FU121: MindSight : Facial Emotion Recognition For Mental Health Monitoring

Muhammad Fakhrul Hafeez Bin Mohd Fauzi Fakulti Teknologi Dan Kejuruteraan Elektronik Dan Komputer (FTKEK)

KL3IS | Futurist

CR: 0.0638 | 6 Likes | 94 Views | 26 times | LS: 32.4
Like it? | Support them now!

This study addresses the need for easily accessible, real-time, and non-invasive technologies to promote early identification and ongoing evaluation of psychological well-being by presenting the creation of an automated face expression recognition system for mental health monitoring. To improve model robustness and generalization, the system uses a large amount of data preprocessing and augmentation on the FER2013 dataset, which consists of 48×48-pixel grayscale photos from seven basic emotional categories.
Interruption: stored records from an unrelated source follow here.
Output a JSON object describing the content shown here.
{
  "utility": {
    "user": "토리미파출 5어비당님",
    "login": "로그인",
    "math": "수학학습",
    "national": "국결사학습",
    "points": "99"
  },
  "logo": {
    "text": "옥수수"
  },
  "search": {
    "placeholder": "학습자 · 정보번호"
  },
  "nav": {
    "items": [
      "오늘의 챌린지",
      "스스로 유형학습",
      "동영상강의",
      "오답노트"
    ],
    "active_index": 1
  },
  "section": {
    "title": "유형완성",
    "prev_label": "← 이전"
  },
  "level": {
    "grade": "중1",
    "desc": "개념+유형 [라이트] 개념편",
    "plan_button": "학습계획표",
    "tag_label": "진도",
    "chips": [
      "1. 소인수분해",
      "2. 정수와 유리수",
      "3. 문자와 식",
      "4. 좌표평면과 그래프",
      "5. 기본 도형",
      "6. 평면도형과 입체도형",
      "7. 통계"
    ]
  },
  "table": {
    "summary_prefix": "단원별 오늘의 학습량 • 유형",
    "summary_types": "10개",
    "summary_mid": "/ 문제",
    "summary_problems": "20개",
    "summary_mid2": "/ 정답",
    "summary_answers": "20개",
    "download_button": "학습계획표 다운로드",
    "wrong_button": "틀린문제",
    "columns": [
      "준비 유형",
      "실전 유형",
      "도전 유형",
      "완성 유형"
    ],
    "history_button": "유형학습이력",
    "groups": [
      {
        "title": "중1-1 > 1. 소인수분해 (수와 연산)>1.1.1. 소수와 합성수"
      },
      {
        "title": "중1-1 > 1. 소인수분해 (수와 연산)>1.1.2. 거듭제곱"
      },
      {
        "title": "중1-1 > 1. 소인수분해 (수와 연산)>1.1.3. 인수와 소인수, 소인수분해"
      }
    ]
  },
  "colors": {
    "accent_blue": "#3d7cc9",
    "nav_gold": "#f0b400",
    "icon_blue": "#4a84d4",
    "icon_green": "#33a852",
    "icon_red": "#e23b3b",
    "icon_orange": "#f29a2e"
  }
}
An EfficientNet-B0 architecture for effective feature extraction and Transformer-based attention mechanisms to capture intricate spatial connections were used to create a hybrid deep learning model. Techniques like learning rate scheduling, class balancing, focus loss, and early stopping were used to train and optimize the model. Classification metrics and confusion matrices were used to assess the model's performance. A validated self-assessment questionnaire (influenced by PHQ-9 and GAD-7) is also included in the system, which is integrated into a real-time interface using OpenCV to provide a thorough assessment of users' emotional and mental states. The suggested method shows promise for practical mental health applications, particularly in situations that call for continuous emotion monitoring and passive evaluation of psychological health.